Now that we have replays though, we can simply “rewind” our game and replay the laggy inputs we just got from our friend. Even if the packets were sent 200ms in the past, we can rewind our game and simulate them as if we received them in the past, ensuring that both of our games are perfectly in sync outside of the 200ms lag window where our games will temporarily have different states. Online co-op teams won’t have subpar scores compared to local co-op teams. All inputs are recorded and all inputs can be replayed.

Lag 1

To give a more concrete explanation let’s say that in our game, either player can activate starpower and it applies starpower to both players (this behavior was seen in Rock Band). At 60,000ms, you hit five notes, netting you 1,000 more points. At 60,200ms, you receive a packet from your buddy that he activated starpower at 59,995ms. Now your client rewinds unhitting those five notes you hit at 60,000ms. Your buddy Smoke’s starpower activation is processed applying starpower on your highway.

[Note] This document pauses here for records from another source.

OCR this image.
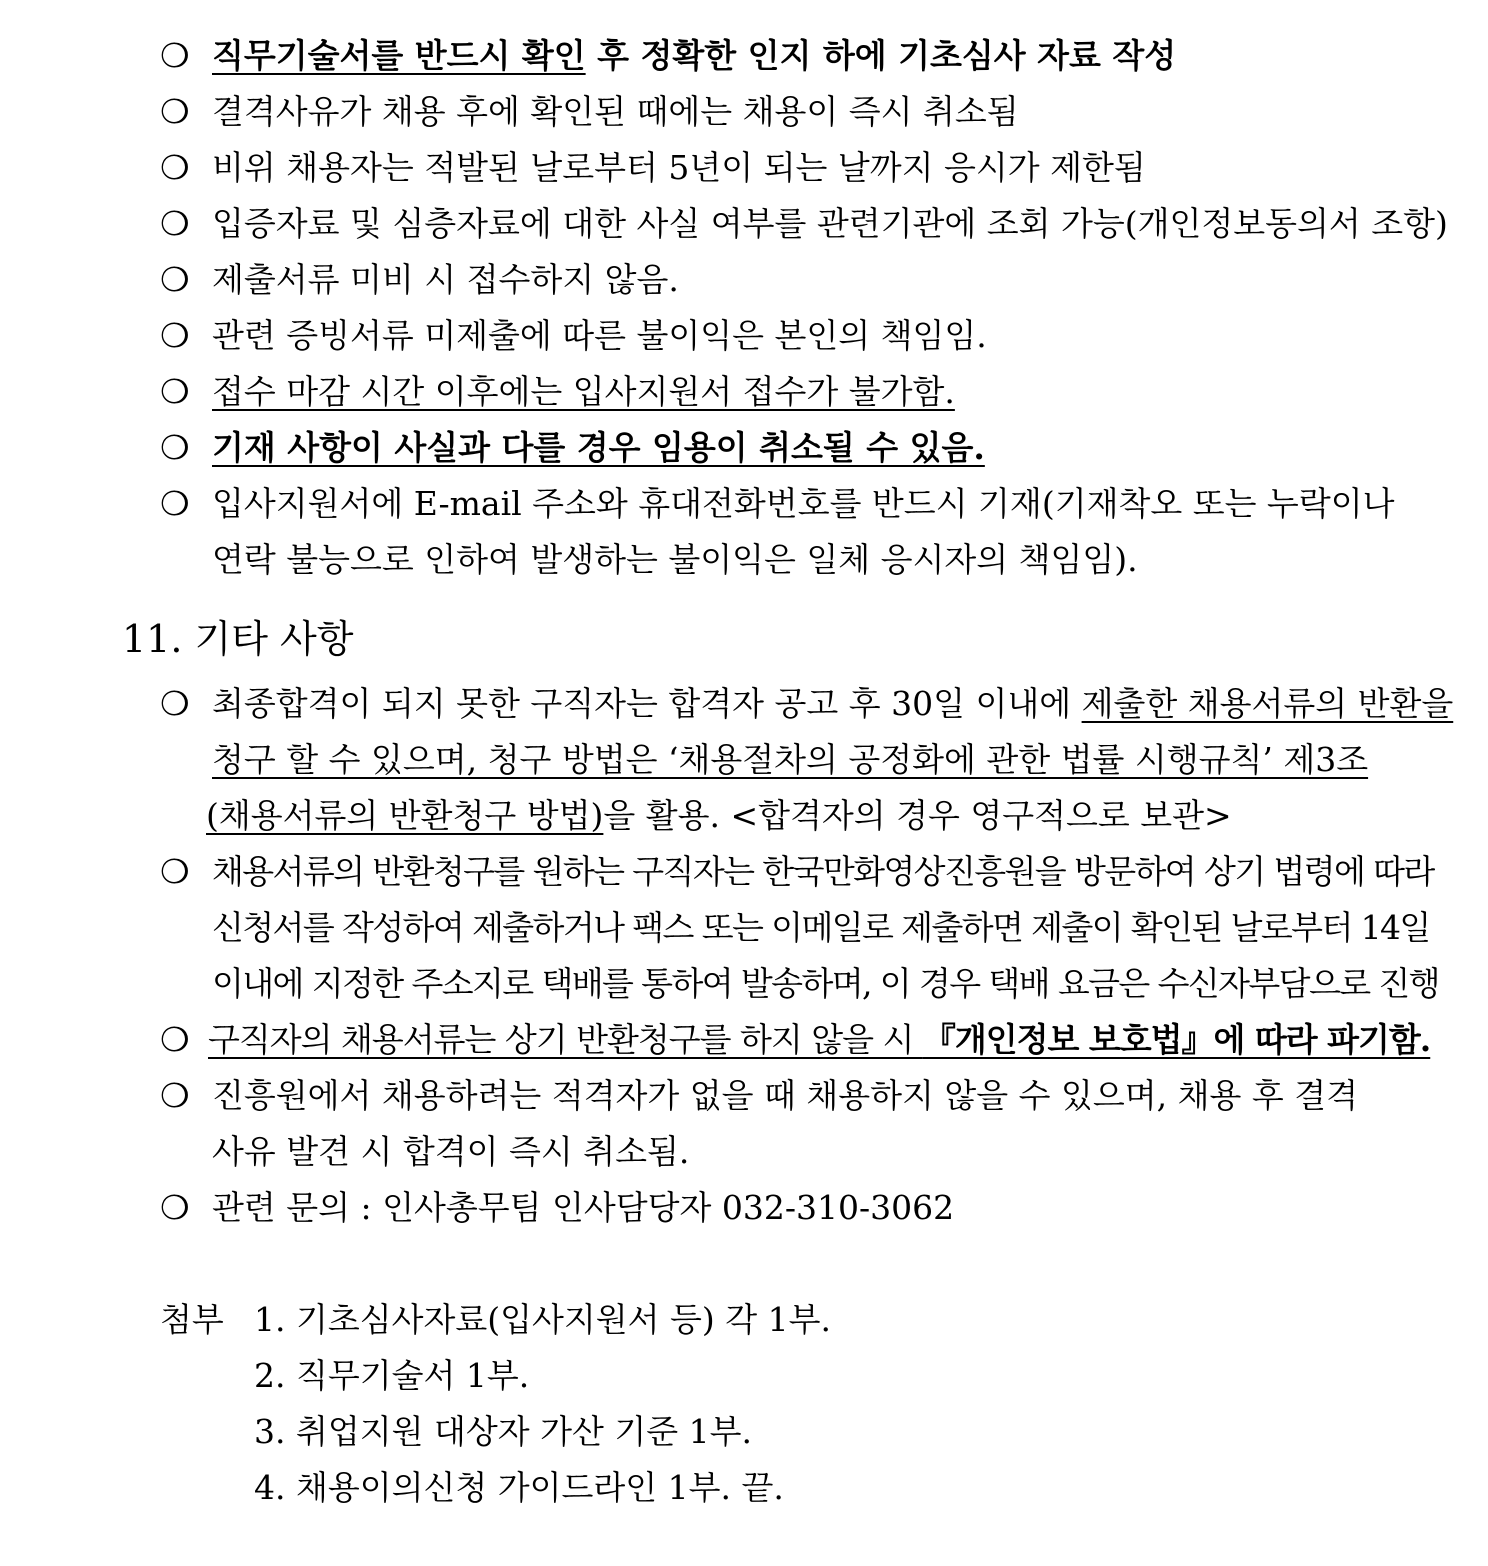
❍ 직무기술서를 반드시 확인 후 정확한 인지 하에 기초심사 자료 작성
❍ 결격사유가 채용 후에 확인된 때에는 채용이 즉시 취소됨
❍ 비위 채용자는 적발된 날로부터 5년이 되는 날까지 응시가 제한됨
❍ 입증자료 및 심층자료에 대한 사실 여부를 관련기관에 조회 가능(개인정보동의서 조항)
❍ 제출서류 미비 시 접수하지 않음.
❍ 관련 증빙서류 미제출에 따른 불이익은 본인의 책임임.
❍ 접수 마감 시간 이후에는 입사지원서 접수가 불가함.
❍ 기재 사항이 사실과 다를 경우 임용이 취소될 수 있음.
❍ 입사지원서에 E-mail 주소와 휴대전화번호를 반드시 기재(기재착오 또는 누락이나
연락 불능으로 인하여 발생하는 불이익은 일체 응시자의 책임임).
11. 기타 사항
❍ 최종합격이 되지 못한 구직자는 합격자 공고 후 30일 이내에 제출한 채용서류의 반환을
청구 할 수 있으며, 청구 방법은 ‘채용절차의 공정화에 관한 법률 시행규칙’ 제3조
(채용서류의 반환청구 방법)을 활용. <합격자의 경우 영구적으로 보관>
❍ 채용서류의 반환청구를 원하는 구직자는 한국만화영상진흥원을 방문하여 상기 법령에 따라
신청서를 작성하여 제출하거나 팩스 또는 이메일로 제출하면 제출이 확인된 날로부터 14일
이내에 지정한 주소지로 택배를 통하여 발송하며, 이 경우 택배 요금은 수신자부담으로 진행
❍ 구직자의 채용서류는 상기 반환청구를 하지 않을 시 『개인정보 보호법』에 따라 파기함.
❍ 진흥원에서 채용하려는 적격자가 없을 때 채용하지 않을 수 있으며, 채용 후 결격
사유 발견 시 합격이 즉시 취소됨.
❍ 관련 문의 : 인사총무팀 인사담당자 032-310-3062
첨부 1. 기초심사자료(입사지원서 등) 각 1부.
2. 직무기술서 1부.
3. 취업지원 대상자 가산 기준 1부.
4. 채용이의신청 가이드라인 1부. 끝.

Your five inputs at 60,000ms are re-simulated netting you 2,000 points instead of 1,000 since you were under starpower. Pretty cool right? The best part is that this logic is all generic and any new instruments we decide to add (keyboard, double guitar, etc.) don’t have to worry about managing rewinding and developing slower and being more error prone as a result. The logic just runs silently in the background.

Lag 2

Progress has been slow and steady but I hope the community can realize that we’re trying to make something new and better rather than Just Another Rhythm Game™. We’ve been keeping tight lipped since there isn’t a whole lot of cool stuff to demo like fancy graphics. I somehow doubt the community would be as excited as me to see unit tests passing but we have a lot of cool shit under the hood. There’s a lot of other cool stuff we’re working on that we don’t want to make promises about yet (we’re promising drums for example but we’re not sure about vocals since they’re non-trivial and I’m a bad singer).